A while ago, I wrote a blurb on a scrap sheet of paper. I finally added it to an old picture I had of my grandfather and my cousin.
Forgive me for such a hideous attempt at poetry (if, indeed, that’s what’s going on. It might just be a really awful LOLcat). This sophomoric attempt at prose is the result of the fact that lately, I’ve been feeling homesick for Italy.
Let’s ignore how stupidly privileged and spoiled such a statement sounds, and focus instead on its sheer stupidity: I am feeling homesick for a place in which I have never lived. Absurd, right? But my mother lived there. And my grandparents did. Surely that counts for something.
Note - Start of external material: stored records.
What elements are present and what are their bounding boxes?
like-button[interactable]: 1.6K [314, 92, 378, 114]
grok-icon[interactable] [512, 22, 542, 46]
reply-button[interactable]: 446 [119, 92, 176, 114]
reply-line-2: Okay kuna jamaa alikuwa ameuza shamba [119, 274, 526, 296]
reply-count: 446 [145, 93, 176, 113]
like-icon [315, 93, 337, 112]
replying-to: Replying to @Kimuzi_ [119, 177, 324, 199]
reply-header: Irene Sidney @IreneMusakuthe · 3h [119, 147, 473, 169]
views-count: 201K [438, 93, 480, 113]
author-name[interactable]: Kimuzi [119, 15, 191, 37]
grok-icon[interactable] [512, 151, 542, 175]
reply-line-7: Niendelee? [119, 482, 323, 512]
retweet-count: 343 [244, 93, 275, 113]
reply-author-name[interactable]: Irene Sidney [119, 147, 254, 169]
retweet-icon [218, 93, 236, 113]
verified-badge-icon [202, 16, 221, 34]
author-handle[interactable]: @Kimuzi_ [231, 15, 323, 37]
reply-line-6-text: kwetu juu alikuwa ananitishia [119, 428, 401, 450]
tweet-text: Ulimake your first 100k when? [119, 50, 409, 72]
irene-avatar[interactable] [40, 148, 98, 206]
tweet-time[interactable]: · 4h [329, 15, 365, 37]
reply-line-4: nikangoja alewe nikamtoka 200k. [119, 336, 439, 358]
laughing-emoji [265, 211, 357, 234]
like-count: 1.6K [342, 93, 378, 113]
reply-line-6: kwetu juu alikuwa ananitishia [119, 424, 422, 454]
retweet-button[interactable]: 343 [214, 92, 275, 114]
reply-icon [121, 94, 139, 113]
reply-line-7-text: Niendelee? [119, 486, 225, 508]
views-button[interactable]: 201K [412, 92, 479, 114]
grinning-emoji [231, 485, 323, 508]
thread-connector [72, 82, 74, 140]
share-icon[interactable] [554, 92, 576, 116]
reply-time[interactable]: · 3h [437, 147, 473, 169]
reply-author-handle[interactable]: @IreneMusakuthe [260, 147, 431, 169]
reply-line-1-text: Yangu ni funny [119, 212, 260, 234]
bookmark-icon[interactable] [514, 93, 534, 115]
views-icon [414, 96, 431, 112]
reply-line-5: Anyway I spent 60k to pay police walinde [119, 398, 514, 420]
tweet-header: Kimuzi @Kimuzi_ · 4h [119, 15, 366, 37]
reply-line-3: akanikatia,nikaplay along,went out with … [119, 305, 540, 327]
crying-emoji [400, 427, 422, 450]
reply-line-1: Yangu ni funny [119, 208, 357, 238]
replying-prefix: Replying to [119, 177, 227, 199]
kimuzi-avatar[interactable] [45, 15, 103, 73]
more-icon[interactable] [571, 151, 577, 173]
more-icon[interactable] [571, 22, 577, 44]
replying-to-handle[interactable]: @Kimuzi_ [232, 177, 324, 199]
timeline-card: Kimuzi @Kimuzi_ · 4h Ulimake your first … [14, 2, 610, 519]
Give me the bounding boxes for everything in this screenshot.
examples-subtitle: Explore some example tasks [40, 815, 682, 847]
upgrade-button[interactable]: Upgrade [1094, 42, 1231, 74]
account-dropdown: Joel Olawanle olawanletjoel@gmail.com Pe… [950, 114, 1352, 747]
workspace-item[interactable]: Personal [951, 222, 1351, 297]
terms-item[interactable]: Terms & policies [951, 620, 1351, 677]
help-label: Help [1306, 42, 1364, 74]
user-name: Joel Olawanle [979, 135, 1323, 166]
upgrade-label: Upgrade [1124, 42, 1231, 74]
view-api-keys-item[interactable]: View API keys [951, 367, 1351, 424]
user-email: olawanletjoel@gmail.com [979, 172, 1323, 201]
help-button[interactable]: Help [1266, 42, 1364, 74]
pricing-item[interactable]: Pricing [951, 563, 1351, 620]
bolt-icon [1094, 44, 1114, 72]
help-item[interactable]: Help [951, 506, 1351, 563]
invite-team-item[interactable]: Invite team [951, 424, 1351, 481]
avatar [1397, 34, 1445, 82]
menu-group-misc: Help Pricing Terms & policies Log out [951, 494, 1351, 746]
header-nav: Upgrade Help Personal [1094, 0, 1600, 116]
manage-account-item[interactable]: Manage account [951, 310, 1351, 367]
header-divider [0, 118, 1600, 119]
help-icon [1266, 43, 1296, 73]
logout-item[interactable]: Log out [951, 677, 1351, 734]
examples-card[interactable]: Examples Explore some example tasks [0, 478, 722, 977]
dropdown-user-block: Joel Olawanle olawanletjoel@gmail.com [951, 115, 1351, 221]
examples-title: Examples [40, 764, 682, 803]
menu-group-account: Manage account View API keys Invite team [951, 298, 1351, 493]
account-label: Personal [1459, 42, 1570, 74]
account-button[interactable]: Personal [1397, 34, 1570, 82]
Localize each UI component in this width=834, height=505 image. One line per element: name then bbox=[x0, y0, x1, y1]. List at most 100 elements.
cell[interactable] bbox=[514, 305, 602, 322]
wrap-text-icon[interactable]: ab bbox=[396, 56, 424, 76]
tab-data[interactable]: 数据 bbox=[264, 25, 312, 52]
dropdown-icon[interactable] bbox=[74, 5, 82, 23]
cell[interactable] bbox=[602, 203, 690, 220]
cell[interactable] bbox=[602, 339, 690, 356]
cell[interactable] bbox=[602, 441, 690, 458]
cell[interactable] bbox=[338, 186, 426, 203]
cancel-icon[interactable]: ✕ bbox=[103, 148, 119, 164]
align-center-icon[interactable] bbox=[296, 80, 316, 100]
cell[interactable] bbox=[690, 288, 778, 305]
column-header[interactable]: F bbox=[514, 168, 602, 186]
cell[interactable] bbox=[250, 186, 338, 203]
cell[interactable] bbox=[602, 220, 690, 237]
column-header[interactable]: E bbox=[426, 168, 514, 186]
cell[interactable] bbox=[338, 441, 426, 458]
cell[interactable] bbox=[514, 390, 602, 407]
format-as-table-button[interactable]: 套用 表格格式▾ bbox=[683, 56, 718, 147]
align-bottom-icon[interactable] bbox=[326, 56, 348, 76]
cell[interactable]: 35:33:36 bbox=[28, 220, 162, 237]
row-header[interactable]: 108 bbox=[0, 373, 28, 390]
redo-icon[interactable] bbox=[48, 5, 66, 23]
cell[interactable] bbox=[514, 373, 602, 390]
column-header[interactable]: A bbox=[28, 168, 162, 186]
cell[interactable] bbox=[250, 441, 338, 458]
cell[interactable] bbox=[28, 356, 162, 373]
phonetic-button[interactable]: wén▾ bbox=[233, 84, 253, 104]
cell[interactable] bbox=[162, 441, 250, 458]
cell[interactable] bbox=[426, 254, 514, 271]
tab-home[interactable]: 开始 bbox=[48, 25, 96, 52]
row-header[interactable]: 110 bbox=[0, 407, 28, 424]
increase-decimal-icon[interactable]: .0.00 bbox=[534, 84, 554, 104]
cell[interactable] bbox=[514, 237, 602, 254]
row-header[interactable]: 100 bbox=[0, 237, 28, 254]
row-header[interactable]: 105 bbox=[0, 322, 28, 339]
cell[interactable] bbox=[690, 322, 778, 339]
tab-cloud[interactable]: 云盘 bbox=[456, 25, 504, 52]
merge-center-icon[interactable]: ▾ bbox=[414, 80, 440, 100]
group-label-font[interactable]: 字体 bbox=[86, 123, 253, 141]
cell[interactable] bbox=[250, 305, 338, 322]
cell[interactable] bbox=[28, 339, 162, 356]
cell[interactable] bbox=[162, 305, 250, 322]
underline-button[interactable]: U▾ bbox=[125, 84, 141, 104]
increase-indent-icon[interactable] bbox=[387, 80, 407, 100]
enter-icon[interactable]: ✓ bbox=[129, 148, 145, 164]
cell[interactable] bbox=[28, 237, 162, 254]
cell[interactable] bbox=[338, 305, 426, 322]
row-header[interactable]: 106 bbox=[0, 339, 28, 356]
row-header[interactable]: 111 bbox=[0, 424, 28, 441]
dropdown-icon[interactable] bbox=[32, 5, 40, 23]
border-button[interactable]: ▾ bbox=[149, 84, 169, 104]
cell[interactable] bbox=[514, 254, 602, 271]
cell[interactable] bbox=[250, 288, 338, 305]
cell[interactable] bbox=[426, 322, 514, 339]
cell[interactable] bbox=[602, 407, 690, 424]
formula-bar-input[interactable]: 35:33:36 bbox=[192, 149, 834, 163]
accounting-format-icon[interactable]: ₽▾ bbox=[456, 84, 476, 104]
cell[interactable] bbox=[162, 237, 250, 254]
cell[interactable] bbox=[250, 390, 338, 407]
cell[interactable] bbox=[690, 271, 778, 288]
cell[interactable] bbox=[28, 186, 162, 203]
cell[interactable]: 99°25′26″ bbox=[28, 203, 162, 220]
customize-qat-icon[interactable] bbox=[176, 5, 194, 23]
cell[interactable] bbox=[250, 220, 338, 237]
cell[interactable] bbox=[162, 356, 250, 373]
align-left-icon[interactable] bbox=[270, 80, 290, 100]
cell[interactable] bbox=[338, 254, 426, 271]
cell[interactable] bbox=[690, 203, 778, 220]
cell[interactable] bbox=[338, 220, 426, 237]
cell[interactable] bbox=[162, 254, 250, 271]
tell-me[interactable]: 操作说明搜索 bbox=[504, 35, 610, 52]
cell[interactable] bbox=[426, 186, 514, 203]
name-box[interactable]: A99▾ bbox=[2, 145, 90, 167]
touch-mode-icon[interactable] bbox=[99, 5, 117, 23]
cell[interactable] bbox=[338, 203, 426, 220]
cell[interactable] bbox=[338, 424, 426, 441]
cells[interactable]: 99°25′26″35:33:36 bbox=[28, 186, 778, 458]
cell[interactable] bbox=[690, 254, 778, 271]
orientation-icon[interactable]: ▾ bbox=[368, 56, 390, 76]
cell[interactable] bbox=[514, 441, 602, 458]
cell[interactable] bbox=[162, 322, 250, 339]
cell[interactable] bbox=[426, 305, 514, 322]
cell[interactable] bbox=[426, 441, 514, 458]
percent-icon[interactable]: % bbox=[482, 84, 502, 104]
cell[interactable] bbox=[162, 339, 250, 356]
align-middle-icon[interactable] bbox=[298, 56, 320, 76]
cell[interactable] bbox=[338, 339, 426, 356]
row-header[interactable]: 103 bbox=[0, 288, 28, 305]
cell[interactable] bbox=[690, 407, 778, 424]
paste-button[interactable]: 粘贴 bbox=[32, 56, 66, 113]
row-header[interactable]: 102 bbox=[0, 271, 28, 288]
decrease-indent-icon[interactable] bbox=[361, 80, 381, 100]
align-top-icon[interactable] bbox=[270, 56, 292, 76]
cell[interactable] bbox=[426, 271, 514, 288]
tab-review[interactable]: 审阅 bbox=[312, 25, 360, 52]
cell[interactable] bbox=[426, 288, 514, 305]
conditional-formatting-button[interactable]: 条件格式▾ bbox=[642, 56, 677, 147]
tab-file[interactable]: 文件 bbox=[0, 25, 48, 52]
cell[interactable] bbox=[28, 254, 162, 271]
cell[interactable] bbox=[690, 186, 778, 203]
Because while Italy has never been my home, my home has been full of Italians. I suspect it’s that which I long for more than any particular city or town. I don’t necessarily need to see Rome, but I need to sit at a table full of people screaming and yelling (often in agreement) about nothing at all. I can skip Naples, but please, let someone pile too much pasta on my plate with a dismissive “Oh, you’ll finish it.”
And then let’s linger for three hours over a meal, while we shout and gesture and laugh and slam our hands down on the table.
That’s it, really. It’s not that I long to be home in Italy. It’s just that I long to be in an Italian home. The one from my childhood. The one that was full of people, many of whom are now gone. The one that no longer exists, no matter how hard I look for it. And Italy doesn’t really cure that. Not really.
But it sure as hell couldn’t hurt, right?